Member of the Minnesota House of Representatives from the 23A and 28B district
- In office January 3, 1979 – May 11, 1992
- Preceded by: Tony Eckstein
- Succeeded by: Barbara Vickerman

Personal details
- Born: February 17, 1932 Henderson, Minnesota, U.S.
- Died: September 2, 2023 (aged 91) Bloomington, Minnesota, U.S.
- Party: Republican Party of Minnesota
- Spouse: Janet
- Children: 1
- Alma mater: College of St. Thomas University of California, Hastings College of the Law
- Occupation: attorney, judge, legislator, veteran

= Terry Dempsey =

American politician (1932–2023)

Terence M. Dempsey (February 17, 1932 – September 2, 2023) was an American politician who was a member of the Minnesota House of Representatives who represented the old House districts 23A and 28B, which included all or portions of Brown, Cottonwood, Nicollet and Redwood counties in the south central part of the state. A Republican, he was an attorney and partner in the New Ulm law firm of Somsen, Dempsey and Schade. Later, he served as a Minnesota district court judge. His brother Jerry Dempsey also served in the Minnesota Legislature.

Dempsey was first elected to the House in 1978, unseating former New Ulm mayor and incumbent Rep. Tony Eckstein. He was re-elected to six additional terms. He served as minority leader from 1991 to 1992, and was an assistant minority leader from 1987 to 1991. He was chair of the Taxes Subcommittee for the Local Government Finance Division, and chair of the Rules and Legislative Administration Subcommittee's Select Committee on the Staten Case during the 1985-1986 Biennium.

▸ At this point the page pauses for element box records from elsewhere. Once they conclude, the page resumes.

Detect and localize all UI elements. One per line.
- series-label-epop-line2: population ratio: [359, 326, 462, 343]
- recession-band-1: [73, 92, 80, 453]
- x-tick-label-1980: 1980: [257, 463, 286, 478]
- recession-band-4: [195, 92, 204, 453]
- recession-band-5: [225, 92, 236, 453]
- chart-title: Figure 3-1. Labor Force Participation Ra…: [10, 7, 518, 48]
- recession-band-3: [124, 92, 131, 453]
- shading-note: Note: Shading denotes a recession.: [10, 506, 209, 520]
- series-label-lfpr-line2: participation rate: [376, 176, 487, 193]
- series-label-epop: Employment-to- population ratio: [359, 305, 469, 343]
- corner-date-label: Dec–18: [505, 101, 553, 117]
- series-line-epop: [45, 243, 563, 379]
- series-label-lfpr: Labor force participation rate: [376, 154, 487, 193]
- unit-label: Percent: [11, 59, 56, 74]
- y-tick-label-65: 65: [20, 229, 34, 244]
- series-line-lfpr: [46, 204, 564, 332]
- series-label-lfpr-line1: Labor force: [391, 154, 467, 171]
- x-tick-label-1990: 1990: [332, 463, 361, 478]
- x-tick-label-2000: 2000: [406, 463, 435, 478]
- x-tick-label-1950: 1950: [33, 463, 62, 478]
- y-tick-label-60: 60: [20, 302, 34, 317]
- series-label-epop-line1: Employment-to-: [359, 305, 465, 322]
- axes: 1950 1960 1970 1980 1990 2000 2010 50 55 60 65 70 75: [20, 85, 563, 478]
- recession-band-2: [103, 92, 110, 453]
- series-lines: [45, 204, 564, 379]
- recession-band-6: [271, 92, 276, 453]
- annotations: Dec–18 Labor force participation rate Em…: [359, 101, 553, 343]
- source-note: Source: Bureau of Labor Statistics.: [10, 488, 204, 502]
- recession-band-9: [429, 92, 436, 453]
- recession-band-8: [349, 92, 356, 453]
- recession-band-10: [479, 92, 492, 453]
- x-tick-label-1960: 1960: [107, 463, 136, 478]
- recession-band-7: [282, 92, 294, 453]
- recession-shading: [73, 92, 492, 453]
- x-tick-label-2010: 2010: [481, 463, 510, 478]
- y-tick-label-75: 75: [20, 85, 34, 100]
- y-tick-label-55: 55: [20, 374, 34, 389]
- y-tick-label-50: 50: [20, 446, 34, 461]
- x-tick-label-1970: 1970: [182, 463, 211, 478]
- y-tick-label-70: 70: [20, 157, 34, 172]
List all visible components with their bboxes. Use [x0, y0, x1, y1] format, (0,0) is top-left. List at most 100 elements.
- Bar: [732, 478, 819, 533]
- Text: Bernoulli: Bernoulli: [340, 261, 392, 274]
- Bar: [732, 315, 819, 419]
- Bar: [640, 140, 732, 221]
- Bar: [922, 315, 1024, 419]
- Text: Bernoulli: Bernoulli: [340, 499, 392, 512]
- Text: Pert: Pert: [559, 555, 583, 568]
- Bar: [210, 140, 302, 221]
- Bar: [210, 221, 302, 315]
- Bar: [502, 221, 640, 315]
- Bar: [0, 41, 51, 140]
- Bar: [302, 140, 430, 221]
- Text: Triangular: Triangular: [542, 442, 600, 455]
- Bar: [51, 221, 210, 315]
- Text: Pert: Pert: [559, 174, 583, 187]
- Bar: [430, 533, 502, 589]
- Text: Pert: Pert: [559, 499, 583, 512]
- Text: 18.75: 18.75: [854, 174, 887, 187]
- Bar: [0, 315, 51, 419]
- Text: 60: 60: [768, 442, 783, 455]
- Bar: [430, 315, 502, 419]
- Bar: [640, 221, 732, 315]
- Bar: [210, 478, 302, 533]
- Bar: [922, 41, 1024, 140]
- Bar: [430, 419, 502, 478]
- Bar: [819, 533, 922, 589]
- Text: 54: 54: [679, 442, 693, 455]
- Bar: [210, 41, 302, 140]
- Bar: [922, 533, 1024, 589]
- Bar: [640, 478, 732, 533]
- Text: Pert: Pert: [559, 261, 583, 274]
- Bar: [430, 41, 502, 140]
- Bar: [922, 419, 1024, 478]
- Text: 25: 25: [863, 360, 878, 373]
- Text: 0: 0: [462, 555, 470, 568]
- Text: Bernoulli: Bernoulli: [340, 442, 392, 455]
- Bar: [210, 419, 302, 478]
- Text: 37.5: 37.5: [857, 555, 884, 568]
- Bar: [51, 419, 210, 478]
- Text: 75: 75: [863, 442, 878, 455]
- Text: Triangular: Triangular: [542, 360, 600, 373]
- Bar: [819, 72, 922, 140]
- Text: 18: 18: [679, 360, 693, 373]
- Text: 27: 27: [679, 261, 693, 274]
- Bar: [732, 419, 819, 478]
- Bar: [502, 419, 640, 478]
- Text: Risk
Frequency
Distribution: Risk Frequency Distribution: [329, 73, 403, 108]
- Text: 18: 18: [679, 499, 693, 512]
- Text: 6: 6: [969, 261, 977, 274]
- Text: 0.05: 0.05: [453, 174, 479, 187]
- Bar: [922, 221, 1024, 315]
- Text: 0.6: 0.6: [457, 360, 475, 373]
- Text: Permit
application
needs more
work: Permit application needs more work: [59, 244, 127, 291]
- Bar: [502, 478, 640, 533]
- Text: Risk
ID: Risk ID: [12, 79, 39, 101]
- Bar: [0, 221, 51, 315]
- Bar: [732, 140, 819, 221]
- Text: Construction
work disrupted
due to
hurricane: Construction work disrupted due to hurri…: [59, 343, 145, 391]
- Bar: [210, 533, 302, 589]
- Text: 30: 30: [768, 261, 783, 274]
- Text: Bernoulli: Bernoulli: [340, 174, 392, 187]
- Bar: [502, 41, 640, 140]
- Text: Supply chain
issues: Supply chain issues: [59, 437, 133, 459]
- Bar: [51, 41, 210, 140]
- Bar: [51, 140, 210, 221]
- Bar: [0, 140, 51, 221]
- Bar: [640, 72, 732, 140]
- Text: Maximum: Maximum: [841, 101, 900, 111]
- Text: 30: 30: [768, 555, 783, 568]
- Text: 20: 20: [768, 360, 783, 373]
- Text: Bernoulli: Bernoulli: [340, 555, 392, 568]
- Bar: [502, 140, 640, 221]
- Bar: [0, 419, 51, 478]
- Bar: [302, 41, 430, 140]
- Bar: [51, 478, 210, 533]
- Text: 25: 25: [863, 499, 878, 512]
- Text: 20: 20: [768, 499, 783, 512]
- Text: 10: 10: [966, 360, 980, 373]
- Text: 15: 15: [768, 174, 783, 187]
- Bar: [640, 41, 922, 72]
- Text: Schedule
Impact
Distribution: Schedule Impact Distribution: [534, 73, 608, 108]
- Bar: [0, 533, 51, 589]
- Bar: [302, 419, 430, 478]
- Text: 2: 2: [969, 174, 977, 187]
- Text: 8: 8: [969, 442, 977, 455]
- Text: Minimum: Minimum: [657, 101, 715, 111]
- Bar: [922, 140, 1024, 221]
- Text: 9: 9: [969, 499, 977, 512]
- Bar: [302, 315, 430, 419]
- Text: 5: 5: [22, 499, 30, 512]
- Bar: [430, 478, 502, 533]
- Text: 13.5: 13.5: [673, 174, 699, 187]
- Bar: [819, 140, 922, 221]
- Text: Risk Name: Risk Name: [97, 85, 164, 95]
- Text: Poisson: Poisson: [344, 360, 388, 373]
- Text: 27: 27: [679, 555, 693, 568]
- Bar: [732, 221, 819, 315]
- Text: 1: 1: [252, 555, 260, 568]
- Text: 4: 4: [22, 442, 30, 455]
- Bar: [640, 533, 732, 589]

Raised in Henderson, Dempsey attended the College of St. Thomas in Saint Paul, earning his bachelor's degree in political science. He served as a pilot in the United States Air Force for three years. He graduated from the University of California's Hasting's College of the Law in 1962, earning his J.D. He worked with the Minnesota Public Defender's Office for two years, and was the New Ulm City Attorney for 10 years. He also served on the Minnesota Governor's Crime Commission for two years.

In 1992, Dempsey was appointed a district court judge by Governor Arne Carlson. He resigned from the Minnesota House on May 11, 1992, and served as a Fifth Judicial District judge until 2002. After leaving the bench, he continued to be active in state politics, serving on the Minnesota Board on Aging from 2002 to 2010, and on the Minnesota Combative Sports Commission from 2010.

Dempsey died on September 2, 2023, at the age of 91.